Ces textes sont le résultat d’années de discussions sur la réforme du régime des dessins et modèles de l’UE. Les réformes visent à mettre à jour la législation actuelle afin d’améliorer la protection des dessins et modèles à l’ère des dessins et modèles numériques et de l’impression 3D.
L’expression dessins et modèles de l’Union européenne (DMUE) remplacera les dessins et modèles communautaires enregistrés (DMC). Les détenteurs de DMUE pourront utiliser un nouveau symbole, un D dans un cercle, pour marquer leurs produits.

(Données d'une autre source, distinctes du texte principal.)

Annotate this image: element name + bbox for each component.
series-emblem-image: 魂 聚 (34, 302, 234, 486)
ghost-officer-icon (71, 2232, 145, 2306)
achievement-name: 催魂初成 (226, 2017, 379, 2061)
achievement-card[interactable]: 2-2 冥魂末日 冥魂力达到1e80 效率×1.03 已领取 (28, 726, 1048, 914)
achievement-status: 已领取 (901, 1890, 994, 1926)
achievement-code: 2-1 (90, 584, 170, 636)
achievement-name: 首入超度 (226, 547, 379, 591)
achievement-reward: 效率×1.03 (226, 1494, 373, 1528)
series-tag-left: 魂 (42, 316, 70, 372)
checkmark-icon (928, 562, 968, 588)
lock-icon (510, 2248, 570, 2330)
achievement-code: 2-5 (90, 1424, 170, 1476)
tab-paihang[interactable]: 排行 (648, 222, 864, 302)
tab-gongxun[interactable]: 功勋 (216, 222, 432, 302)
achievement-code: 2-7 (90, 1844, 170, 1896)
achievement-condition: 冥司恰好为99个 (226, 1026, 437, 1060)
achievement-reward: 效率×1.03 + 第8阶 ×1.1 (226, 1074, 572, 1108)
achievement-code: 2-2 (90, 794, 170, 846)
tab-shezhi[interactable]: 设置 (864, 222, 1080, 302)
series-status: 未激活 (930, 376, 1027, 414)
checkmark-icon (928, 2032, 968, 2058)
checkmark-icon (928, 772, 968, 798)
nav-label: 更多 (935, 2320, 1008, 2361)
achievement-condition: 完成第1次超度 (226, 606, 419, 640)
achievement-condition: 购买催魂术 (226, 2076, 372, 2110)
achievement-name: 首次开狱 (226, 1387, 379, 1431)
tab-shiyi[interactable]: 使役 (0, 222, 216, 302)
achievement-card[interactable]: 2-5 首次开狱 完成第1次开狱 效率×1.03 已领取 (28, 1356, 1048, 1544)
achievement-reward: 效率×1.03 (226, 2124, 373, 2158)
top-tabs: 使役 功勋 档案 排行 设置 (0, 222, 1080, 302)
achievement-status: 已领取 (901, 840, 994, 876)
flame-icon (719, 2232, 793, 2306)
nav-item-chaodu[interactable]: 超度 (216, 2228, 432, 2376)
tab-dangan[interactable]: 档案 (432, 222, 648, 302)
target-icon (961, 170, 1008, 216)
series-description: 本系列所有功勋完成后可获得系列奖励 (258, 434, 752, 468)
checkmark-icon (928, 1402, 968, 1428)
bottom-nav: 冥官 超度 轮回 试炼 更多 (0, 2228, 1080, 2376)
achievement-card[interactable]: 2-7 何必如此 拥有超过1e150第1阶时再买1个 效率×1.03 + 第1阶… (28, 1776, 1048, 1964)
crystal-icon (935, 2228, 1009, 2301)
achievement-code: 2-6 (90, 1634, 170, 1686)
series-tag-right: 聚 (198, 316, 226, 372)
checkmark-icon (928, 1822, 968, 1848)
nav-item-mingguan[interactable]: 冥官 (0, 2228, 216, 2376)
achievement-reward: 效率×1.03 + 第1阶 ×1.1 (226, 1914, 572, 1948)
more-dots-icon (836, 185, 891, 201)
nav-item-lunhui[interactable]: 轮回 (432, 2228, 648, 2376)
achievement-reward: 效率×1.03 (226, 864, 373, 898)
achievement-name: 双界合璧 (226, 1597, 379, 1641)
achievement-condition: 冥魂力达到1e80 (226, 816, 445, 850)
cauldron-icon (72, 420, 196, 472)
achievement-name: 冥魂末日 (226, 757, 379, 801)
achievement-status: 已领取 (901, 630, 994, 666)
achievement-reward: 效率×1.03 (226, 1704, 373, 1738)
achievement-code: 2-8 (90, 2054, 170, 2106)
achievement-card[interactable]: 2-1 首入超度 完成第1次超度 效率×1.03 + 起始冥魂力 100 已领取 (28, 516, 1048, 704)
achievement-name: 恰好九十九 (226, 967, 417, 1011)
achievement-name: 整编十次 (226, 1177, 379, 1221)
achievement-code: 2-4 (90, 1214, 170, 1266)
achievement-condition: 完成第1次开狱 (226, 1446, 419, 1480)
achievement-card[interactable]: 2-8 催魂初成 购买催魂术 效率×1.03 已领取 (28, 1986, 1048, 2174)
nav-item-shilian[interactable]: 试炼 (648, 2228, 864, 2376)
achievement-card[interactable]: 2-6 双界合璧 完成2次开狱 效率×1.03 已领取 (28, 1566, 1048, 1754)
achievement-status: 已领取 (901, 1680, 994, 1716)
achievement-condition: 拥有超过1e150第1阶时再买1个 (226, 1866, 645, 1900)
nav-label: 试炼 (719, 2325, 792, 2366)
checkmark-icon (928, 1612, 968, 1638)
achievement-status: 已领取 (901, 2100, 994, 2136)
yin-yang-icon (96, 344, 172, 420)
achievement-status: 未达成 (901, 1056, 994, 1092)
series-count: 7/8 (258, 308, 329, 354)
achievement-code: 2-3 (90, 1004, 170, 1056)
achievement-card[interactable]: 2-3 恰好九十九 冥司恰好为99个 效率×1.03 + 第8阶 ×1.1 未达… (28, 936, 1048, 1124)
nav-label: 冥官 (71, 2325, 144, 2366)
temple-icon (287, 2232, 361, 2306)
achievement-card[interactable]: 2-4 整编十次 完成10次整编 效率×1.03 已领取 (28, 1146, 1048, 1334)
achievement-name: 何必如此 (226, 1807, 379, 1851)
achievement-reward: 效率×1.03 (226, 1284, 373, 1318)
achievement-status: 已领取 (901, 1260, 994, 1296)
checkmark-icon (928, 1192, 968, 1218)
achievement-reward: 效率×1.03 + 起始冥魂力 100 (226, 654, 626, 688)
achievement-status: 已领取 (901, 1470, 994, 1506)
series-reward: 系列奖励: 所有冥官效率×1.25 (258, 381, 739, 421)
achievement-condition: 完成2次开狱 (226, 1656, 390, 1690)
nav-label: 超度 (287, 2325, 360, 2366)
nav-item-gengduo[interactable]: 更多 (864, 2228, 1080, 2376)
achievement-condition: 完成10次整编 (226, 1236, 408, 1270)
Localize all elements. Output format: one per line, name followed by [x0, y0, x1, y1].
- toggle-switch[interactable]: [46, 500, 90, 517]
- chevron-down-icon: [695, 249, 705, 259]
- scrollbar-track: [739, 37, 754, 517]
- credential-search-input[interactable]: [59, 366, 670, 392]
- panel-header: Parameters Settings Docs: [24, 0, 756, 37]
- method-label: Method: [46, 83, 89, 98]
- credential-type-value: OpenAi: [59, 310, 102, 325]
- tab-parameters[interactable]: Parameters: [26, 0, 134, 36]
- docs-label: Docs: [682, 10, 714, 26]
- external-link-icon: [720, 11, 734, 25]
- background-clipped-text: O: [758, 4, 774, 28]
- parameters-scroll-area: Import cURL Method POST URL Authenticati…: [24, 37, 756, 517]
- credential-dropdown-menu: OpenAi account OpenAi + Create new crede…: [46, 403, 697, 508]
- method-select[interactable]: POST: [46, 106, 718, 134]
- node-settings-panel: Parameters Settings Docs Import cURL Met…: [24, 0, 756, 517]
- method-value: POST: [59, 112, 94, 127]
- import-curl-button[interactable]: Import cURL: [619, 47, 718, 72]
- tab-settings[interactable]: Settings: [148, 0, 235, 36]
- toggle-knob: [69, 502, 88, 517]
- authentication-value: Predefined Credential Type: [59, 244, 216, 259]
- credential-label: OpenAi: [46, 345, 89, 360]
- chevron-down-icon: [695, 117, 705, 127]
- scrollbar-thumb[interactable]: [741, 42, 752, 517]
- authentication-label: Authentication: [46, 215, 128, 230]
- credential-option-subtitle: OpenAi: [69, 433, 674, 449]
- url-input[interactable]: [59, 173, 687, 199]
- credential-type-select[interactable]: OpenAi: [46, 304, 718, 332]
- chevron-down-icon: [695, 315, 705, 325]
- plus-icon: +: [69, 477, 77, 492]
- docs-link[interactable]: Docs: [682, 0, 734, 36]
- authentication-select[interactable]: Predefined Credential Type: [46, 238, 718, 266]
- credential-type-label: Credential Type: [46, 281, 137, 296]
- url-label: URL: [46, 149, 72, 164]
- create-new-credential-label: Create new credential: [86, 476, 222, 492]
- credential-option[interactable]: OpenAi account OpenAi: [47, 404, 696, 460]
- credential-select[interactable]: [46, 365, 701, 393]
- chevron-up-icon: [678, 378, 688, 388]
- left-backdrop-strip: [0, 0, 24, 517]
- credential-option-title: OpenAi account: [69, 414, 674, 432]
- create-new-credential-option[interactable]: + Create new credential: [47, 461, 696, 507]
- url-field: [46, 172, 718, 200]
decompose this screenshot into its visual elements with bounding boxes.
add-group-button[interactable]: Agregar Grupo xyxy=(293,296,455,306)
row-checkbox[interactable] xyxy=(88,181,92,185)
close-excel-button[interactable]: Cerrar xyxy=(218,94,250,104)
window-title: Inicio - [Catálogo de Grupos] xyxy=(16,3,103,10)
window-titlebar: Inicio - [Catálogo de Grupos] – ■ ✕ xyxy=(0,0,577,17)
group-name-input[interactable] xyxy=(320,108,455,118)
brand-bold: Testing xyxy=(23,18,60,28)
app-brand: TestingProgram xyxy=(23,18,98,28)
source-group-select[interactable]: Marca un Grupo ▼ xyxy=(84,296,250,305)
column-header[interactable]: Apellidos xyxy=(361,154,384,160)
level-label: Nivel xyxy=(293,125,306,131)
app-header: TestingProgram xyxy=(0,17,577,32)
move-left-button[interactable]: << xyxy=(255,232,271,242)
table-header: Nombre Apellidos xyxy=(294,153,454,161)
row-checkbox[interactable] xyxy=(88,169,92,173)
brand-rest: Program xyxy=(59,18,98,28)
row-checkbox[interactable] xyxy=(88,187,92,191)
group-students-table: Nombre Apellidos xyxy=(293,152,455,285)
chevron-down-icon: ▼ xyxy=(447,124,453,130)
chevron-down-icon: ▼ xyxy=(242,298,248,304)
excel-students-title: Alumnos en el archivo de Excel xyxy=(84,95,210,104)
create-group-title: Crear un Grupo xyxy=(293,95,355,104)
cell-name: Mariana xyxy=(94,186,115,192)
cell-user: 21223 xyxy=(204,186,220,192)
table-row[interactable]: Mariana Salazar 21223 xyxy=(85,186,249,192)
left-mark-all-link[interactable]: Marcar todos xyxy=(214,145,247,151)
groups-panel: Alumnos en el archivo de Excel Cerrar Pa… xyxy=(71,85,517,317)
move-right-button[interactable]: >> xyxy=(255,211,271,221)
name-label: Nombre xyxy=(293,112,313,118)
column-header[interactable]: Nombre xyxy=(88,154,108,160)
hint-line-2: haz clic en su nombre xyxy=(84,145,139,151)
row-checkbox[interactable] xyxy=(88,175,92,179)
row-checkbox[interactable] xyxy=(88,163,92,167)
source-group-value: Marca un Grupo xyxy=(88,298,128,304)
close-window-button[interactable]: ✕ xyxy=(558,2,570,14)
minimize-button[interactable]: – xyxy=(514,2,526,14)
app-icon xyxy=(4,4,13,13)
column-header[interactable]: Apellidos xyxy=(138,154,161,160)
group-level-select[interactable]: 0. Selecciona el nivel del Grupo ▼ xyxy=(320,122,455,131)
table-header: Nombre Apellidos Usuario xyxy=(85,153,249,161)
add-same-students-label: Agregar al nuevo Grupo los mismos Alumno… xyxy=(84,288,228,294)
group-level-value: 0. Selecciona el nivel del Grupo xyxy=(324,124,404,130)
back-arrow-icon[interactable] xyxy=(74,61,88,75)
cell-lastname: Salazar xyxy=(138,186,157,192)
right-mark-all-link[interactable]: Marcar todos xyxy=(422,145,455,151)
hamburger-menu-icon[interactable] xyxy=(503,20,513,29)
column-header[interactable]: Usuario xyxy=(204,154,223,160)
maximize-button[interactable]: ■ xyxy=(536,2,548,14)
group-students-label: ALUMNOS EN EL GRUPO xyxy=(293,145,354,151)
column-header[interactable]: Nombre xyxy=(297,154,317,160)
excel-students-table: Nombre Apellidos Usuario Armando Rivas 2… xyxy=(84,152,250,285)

Un changement majeur est l’introduction de la clause dite de réparation, qui (après une période transitoire) exempte de la protection des dessins et modèles les pièces de rechange utilisées pour la réparation de produits complexes. Ceci est particulièrement important pour les industries (telles que l’automobile) où les pièces de rechange sont couramment vendues.
Un autre changement est l’élargissement de la définition de « dessin ou modèle » pour y inclure « l’apparence d’un produit ou d’une partie de produit que lui confèrent les caractéristiques, en particulier les lignes, les contours, les couleurs, la forme, la texture et/ou les matériaux, du produit lui-même et/ou de sa décoration, y compris le mouvement, les transitions ou tout autre type d’animation de ces caractéristiques”. L’ajout de « mouvement, transitions ou ... » vise à permettre la protection des dessins et modèles numériques.
De même, la définition de « produit » a été élargie pour inclure « les œuvres ou symboles graphiques, les logos, les motifs superficiels, les caractères typographiques et les interfaces utilisateur graphiques” bien que les programmes d’ordinateur restent exclus.
Pour permettre aux titulaires de dessins et modèles de faire valoir leurs droits contre les infractions liées à l’impression 3D, la nouvelle législation précise que sont interdits “la création, le téléchargement, la copie et le partage ou la distribution à autrui de tout support ou logiciel enregistrant le dessin ou modèle”.
Des modifications ont également été apportées dans les procédures d’enregistrement et les frais.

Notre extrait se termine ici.